Patchwork cmd64x: irq 14: nobody cared - system is dreadfully slow

login
register
mail settings
Submitter David Miller
Date June 22, 2009, 1:56 a.m.
Message ID <20090621.185621.31766784.davem@davemloft.net>
Download mbox | patch
Permalink /patch/28963/
State Not Applicable
Delegated to: David Miller
Headers show

Comments

David Miller - June 22, 2009, 1:56 a.m.
From: Frans Pop <elendil@planet.nl>
Date: Sun, 21 Jun 2009 14:46:37 +0200

> I tried the following additional patch, but unfortunately that did not help:
> --- a/drivers/ide/cmd64x.c
> +++ b/drivers/ide/cmd64x.c
> @@ -426,6 +426,7 @@ static const struct ide_port_info cmd64x_chipsets[]
>  		.port_ops	= &cmd64x_port_ops,
>  		.dma_ops	= &cmd648_dma_ops,
>  		.host_flags	= IDE_HFLAG_ABUSE_PREFETCH,
> +		.irq_flags	= IRQF_SHARED,
>  		.pio_mask	= ATA_PIO5,
>  		.mwdma_mask	= ATA_MWDMA2,
>  		.udma_mask	= ATA_UDMA2,
> 
> I got the idea for that from 255115fb and had hoped it would compensate
> for this change from Bart's commit:

That won't help.  All PCI IDE interfaces unconditionally set the
irq_flags to IRQF_SHARED.  This occurs in drivers/ide/setup-pci.c
via ide_pci_init_one(), which calls ide_pci_init_two(), which goes:

	host->irq_flags = IRQF_SHARED;

The key to this bug seems to be the setting of host->cur_port when the
interrupts arrive.  That's really the only major case where the IDE
driver interrupt handler elides at least reading the status register
to clear the interrupt.

That's why clearing the IDE_HFLAG_SERIALIZE flag makes the initial
bulk of unclearable interrupts go away.

I suspect that whatever is causing trouble due to IDE_HFLAG_SERIALIZE
is also, down the road, causing the hdd problem you still see.

Can you apply this debugging patch and print out the output?

Thanks!

--
To unsubscribe from this list: send the line "unsubscribe sparclinux" in
the body of a message to majordomo@vger.kernel.org
More majordomo info at  http://vger.kernel.org/majordomo-info.html
Frans Pop - June 22, 2009, 4:28 a.m.
On Monday 22 June 2009, David Miller wrote:
> Can you apply this debugging patch and print out the output?

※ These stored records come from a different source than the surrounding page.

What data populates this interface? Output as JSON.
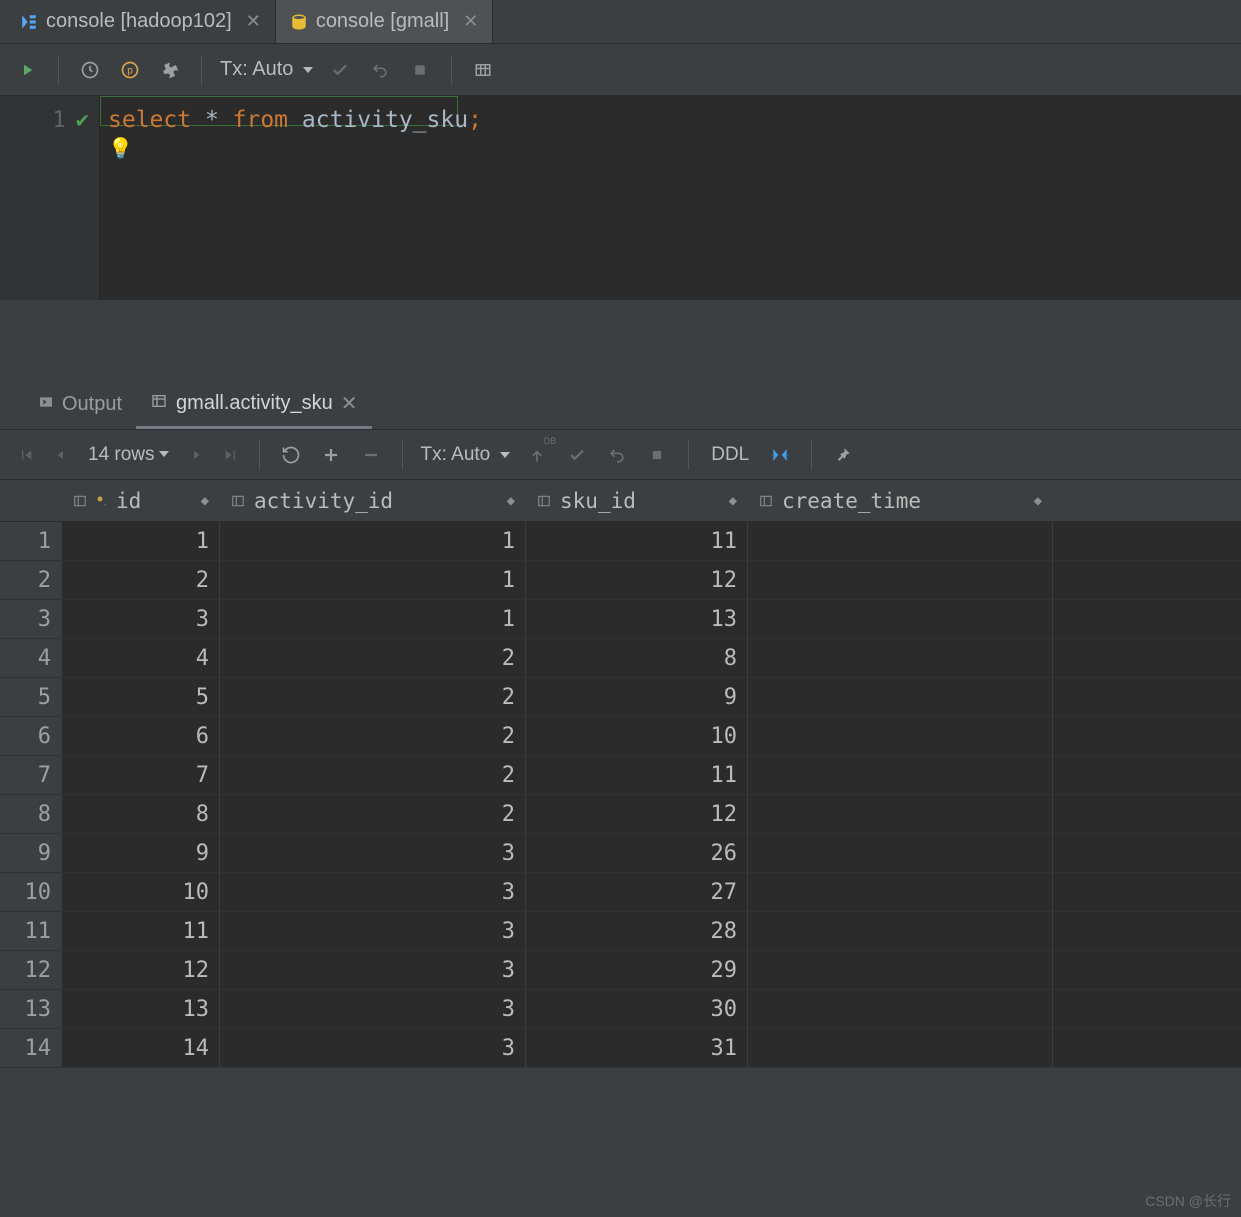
{
  "tabs": [
    {
      "label": "console [hadoop102]",
      "active": false
    },
    {
      "label": "console [gmall]",
      "active": true
    }
  ],
  "editor_toolbar": {
    "tx_label": "Tx: Auto"
  },
  "editor": {
    "line_number": "1",
    "sql": {
      "k1": "select",
      "star": " * ",
      "k2": "from",
      "space": " ",
      "ident": "activity_sku",
      "semi": ";"
    }
  },
  "results": {
    "tabs": [
      {
        "label": "Output",
        "active": false
      },
      {
        "label": "gmall.activity_sku",
        "active": true
      }
    ],
    "toolbar": {
      "rows_label": "14 rows",
      "tx_label": "Tx: Auto",
      "ddl_label": "DDL"
    },
    "columns": [
      {
        "key": "id",
        "label": "id",
        "primary": true
      },
      {
        "key": "activity_id",
        "label": "activity_id",
        "primary": false
      },
      {
        "key": "sku_id",
        "label": "sku_id",
        "primary": false
      },
      {
        "key": "create_time",
        "label": "create_time",
        "primary": false
      }
    ],
    "rows": [
      {
        "n": "1",
        "id": "1",
        "activity_id": "1",
        "sku_id": "11",
        "create_time": "<null>"
      },
      {
        "n": "2",
        "id": "2",
        "activity_id": "1",
        "sku_id": "12",
        "create_time": "<null>"
      },
      {
        "n": "3",
        "id": "3",
        "activity_id": "1",
        "sku_id": "13",
        "create_time": "<null>"
      },
      {
        "n": "4",
        "id": "4",
        "activity_id": "2",
        "sku_id": "8",
        "create_time": "<null>"
      },
      {
        "n": "5",
        "id": "5",
        "activity_id": "2",
        "sku_id": "9",
        "create_time": "<null>"
      },
      {
        "n": "6",
        "id": "6",
        "activity_id": "2",
        "sku_id": "10",
        "create_time": "<null>"
      },
      {
        "n": "7",
        "id": "7",
        "activity_id": "2",
        "sku_id": "11",
        "create_time": "<null>"
      },
      {
        "n": "8",
        "id": "8",
        "activity_id": "2",
        "sku_id": "12",
        "create_time": "<null>"
      },
      {
        "n": "9",
        "id": "9",
        "activity_id": "3",
        "sku_id": "26",
        "create_time": "<null>"
      },
      {
        "n": "10",
        "id": "10",
        "activity_id": "3",
        "sku_id": "27",
        "create_time": "<null>"
      },
      {
        "n": "11",
        "id": "11",
        "activity_id": "3",
        "sku_id": "28",
        "create_time": "<null>"
      },
      {
        "n": "12",
        "id": "12",
        "activity_id": "3",
        "sku_id": "29",
        "create_time": "<null>"
      },
      {
        "n": "13",
        "id": "13",
        "activity_id": "3",
        "sku_id": "30",
        "create_time": "<null>"
      },
      {
        "n": "14",
        "id": "14",
        "activity_id": "3",
        "sku_id": "31",
        "create_time": "<null>"
      }
    ]
  },
  "watermark": "CSDN @长行"
}
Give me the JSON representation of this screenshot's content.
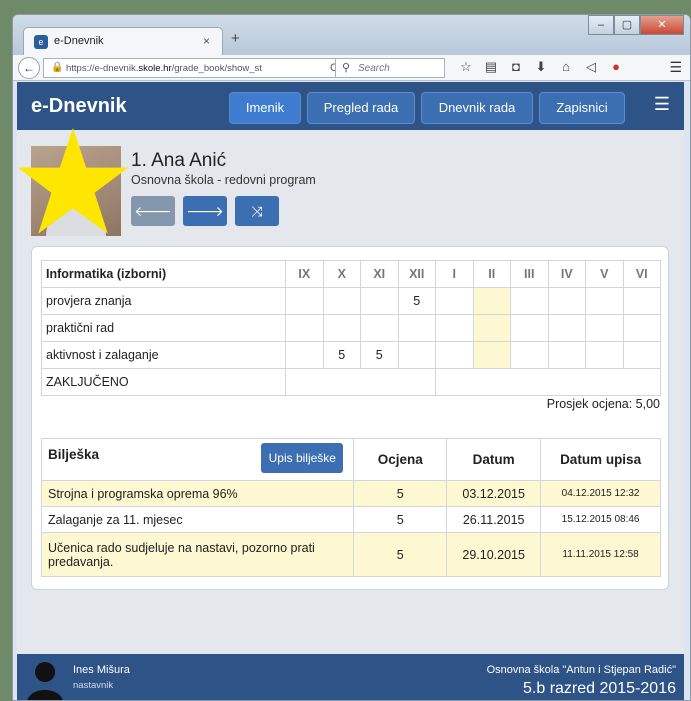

I get completely flooded...
I get the debug output 2 times (ide0 and ide1 maybe?): the first time it 
stops after a few 100 lines and driver init continues a bit, but the 
second time it just goes on and on and eventually I decided to reset the 
box.

> diff --git a/drivers/ide/ide-io.c b/drivers/ide/ide-io.c
> index 1059f80..8992fda 100644
> --- a/drivers/ide/ide-io.c
> +++ b/drivers/ide/ide-io.c
> @@ -797,6 +797,25 @@ irqreturn_t ide_intr (int irq, void *dev_id)
>  	int plug_device = 0;
>  	struct request *uninitialized_var(rq_in_flight);
>
> +#if 1
> +	{
> +		static int times = 0;
> +
> +		if (++times <= 32)

Should this be >=32 maybe?

If you really do want the to skip the first 32 and capture the rest, I can 
still get it, but I'd have to split the printk as it's too wide for my 
serial console so part gets truncated.

> +			goto no_log;
> +
> +		printk(KERN_INFO "IDE-DEBUG: host->host_flags[0x%lx] "
> +		       "hwif(%p) host->cur_port(%p) "
> +		       "hwif->port_ops(%pS) hwif->handler(%pS) "
> +		       "hwif->polling(%d)\n",
> +		       host->host_flags, hwif, host->cur_port,
> +		       hwif->port_ops, hwif->handler, (int) hwif->polling);
> +
> +	no_log:
> +		;
> +	}
> +#endif
> +
>  	if (host->host_flags & IDE_HFLAG_SERIALIZE) {
>  		if (hwif != host->cur_port)
>  			goto out_early;

This is what I could get from the *second* series:
IDE-DEBUG: host->host_flags[0x10] hwif(fffff8003e326800) 
host->cur_port((null)) 
hwif->port_ops(cmd648_port_ops+0x0/0xfffffffffffffe54 [cmd64x]) 
hwif->hand

Rest is truncated. This first part seemed constant.
--
To unsubscribe from this list: send the line "unsubscribe sparclinux" in
the body of a message to majordomo@vger.kernel.org
More majordomo info at  http://vger.kernel.org/majordomo-info.html
David Miller - June 22, 2009, 5:45 a.m.
From: Frans Pop <elendil@planet.nl>
Date: Mon, 22 Jun 2009 06:28:36 +0200

> On Monday 22 June 2009, David Miller wrote:
>> +#if 1
>> +	{
>> +		static int times = 0;
>> +
>> +		if (++times <= 32)
> 
> Should this be >=32 maybe?

Yes, it should be >= 32 :-)

> If you really do want the to skip the first 32 and capture the rest, I can 
> still get it, but I'd have to split the printk as it's too wide for my 
> serial console so part gets truncated.

Sure.

> This is what I could get from the *second* series:
> IDE-DEBUG: host->host_flags[0x10] hwif(fffff8003e326800) 
> host->cur_port((null)) 
> hwif->port_ops(cmd648_port_ops+0x0/0xfffffffffffffe54 [cmd64x]) 
> hwif->hand
> 
> Rest is truncated. This first part seemed constant.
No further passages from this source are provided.